A Perfect Match, by Dan Evon
“It wasn’t arranged,” she said. “It was more… predetermined.”
She was sitting at a small table with a man whom she had never met. There was a cup of coffee sitting in front of her but she wasn’t interested in drinking it. She just mindlessly stirred a spoon around its edge as she chewed on a thought that had been lodged in her teeth since she had received the message.
“Your match has been found,” it read. And then there was his photo.
He was handsome, young, had an athletic build and good teeth.
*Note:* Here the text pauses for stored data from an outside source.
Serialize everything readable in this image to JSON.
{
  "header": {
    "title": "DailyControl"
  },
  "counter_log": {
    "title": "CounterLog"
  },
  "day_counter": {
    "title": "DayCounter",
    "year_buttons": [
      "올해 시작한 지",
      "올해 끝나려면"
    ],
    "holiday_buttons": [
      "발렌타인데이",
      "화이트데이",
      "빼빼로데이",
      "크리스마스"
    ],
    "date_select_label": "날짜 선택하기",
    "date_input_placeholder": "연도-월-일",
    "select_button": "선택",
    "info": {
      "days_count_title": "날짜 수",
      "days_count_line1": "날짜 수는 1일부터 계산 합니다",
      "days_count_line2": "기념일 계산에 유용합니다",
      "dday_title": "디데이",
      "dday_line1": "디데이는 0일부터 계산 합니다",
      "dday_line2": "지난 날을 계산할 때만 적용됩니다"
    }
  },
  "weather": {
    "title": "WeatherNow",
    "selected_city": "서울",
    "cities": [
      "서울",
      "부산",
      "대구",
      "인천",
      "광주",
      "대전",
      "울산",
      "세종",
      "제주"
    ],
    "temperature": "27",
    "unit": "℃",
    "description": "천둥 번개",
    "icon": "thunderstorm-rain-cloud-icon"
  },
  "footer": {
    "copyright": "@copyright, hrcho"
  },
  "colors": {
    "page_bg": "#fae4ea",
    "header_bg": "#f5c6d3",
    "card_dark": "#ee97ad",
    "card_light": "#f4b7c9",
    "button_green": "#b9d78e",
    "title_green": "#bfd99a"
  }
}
He had an IQ of 124, was a good cook, and liked to read poetry. He had completed a marathon last July, he finished just 22 minutes behind the winner, and on the weekends he volunteered at a community bike shop.
The message was full of other interesting factoids and when she had finished reading, about three minutes after noticing the blinking light in the corner of her eye, she knew everything there was to know about him. Everything she was allowed to know about him.
She didn’t know why they bothered with the biographies at all. It didn’t matter. Maybe it made it easier for people to do what they had to do next. Maybe it was just a leftover artifact from the previous system. Maybe it wasn’t even true. She was chewing this over when she realized that he was still sitting at the table with her.
“Predetermined?” he asked.
“Yes, sorry. It was different then,” she said. “You’ve probably heard stories, right? Of how all this started? We had no idea what we were getting ourselves into back then. We thought it would make things easier or better or something. I feel stupid thinking about it now. They developed these little chips, kind of like the ones we have today but these weren’t stitched into our skin. They were in our phones, and computers, and glasses… At the time they told us that they were making it easier for us to connect. Making us more social. And it was really amazing at first. You could find out everything you wanted to know about a person with just a few clicks. What they liked. What they disliked. What type of person they were looking for. If you were that type of person. They could even tell you if there was a match within a mile radius of wherever you were.”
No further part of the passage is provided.